A reader email arrived from Matt Lynch who noted that, weekly, I provide some insight into a particular used vehicle by way of a “used-car review.”
With these, I compile information from a network of service advisors and auto repair techs, as well as information from model-specific online owner forums, to provide readers with some useful checks and tips to consider before they buy a given used car.
Usually, these used car reviews centre around cars that are four to eight years old.
Mr. Lynch assumed that I may have created hundreds of used car reviews (which is correct) and that in the process, I’d have compiled a mental list of common modern-car problems that pop up frequently, across multiple makes and models (also correct).
“What are the general concerns with buying a newer used car? Not specific to a certain make or model per se, but rather, across the industry, as a whole, in your opinion?” he asked.
It’s a tricky question to answer, given that vehicle reliability is subject to many factors and that nobody goes onto the web, or to their dealer service centre to report that their vehicle worked flawlessly. Still, several issues pop up, time and again, across many vehicles. Below, I’ll highlight four of the most common I’ve come across in recent years.
Note that information below is based largely on reports by owners in online forums specific to particular vehicles and that for every owner reporting a problem online, dozens more have not. Further, some publications assign poor reliability ratings across the full production of a certain vehicle even when just a fraction of owners have reported the same problem, and even if that problem is caused by poor maintenance, or a misunderstanding of how the vehicle works, or needs to be cared for.
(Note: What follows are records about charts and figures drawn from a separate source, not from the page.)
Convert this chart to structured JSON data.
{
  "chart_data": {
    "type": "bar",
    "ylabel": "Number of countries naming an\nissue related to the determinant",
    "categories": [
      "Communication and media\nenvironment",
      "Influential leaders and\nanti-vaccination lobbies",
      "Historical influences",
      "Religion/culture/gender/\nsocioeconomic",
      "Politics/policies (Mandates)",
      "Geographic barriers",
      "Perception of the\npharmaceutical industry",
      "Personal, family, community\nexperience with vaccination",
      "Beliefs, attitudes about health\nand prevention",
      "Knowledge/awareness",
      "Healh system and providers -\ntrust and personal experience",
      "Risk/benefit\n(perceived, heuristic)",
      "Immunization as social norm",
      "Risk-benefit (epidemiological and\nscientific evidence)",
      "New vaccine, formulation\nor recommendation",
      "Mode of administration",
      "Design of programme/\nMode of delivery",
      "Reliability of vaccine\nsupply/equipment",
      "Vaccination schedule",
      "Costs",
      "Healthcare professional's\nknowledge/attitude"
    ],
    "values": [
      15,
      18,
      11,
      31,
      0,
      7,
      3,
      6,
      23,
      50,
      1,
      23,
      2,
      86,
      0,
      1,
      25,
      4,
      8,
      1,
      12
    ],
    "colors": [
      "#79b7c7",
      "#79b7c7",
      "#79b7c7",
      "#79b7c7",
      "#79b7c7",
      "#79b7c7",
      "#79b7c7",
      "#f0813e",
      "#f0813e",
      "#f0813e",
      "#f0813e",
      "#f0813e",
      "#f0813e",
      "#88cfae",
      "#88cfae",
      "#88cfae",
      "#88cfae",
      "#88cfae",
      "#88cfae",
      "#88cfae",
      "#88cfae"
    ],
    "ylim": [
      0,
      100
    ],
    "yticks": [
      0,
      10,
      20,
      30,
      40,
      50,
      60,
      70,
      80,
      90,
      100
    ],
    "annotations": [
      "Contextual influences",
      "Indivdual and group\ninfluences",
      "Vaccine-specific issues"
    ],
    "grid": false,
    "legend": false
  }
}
Take any and all reliability reports you read and, especially those that assign a reliability rating across an entire model’s production, with a grain of salt. Also note that maintenance and upkeep by former owners is typically a better predictor of long-term reliability than the badge on that vehicle’s hood, or the country it was built in.
The gist? Your single best defence against buying an unreliable used car is not online reliability reports but, rather, a full inspection by a factory-trained technician ahead of your purchase.
So, Mr. Lynch, here’s a list of the most common issues I see with modern used cars across all makes and models:
Harsh shifting, slipping, clumsiness and awkward or unpredictable behaviour from the automatic transmission are reported somewhat frequently across many models and these sensations can feel alarming from the driver’s seat.
But fear not, in the very vast majority of cases I encounter, the fix is to have a dealer install new or updated software to the transmission’s computer brain.
Just like your laptop, software sometimes gets corrupted or compromised, though a simple software update is typically all that’s required to set things straight.
Direct injection gunk
Today’s common direct injection engines may be prone to harmful gunk buildup on their intake valves. Left unattended this can eventually cause poor fuel economy, engine problems and diminished performance.
Any engine can have intake valve gunk problems, though these are well documented as being more common in direct injected engines because of their design.
Typically, ensuring you strictly follow all instructions around oil changes, fuel type and grade, and spark-plug / air filter changes is sufficient to keep valve gunk at bay for the life of an engine, though many owners fail to properly maintain their vehicles, which can rapidly make this problem worse. The design of direct injected engines, coupled with the tendency of most drivers to skip or stretch maintenance intervals, has made this a well-documented issue in many modern cars.
Mystery battery drain / random electronics problems
Regardless of make or model, new vehicles are harder on their batteries then ever and with increasing levels of complex electronics on board, weak or dying batteries can wreak havoc at random with a multitude of vehicle functions. Without sufficient voltage, modern vehicle electronics can act up, sometimes seriously.
Many owners take to the web to complain of electrical gremlins and annoying problems across multiple systems, blaming new vehicles for being too complicated. Thing is, the fix is almost always a very simple one: get a new battery.
Lately, it seems like oil consumption is becoming a bigger issue than ever. Owners are noting what they consider to be “excessive” oil consumption on more and more newer vehicles, possibly related to the use of new, lower-viscosity engine oils to help achieve better fuel mileage.
Some manufacturers have replaced defective engines and parts, though the vast majority tend to claim that oil consumption is “normal,” even if it falls into a range that the customer deems excessive.
This is a tricky problem with no easily-identifiable cause or solution, but many owners, and this writer, are keeping an eye on it.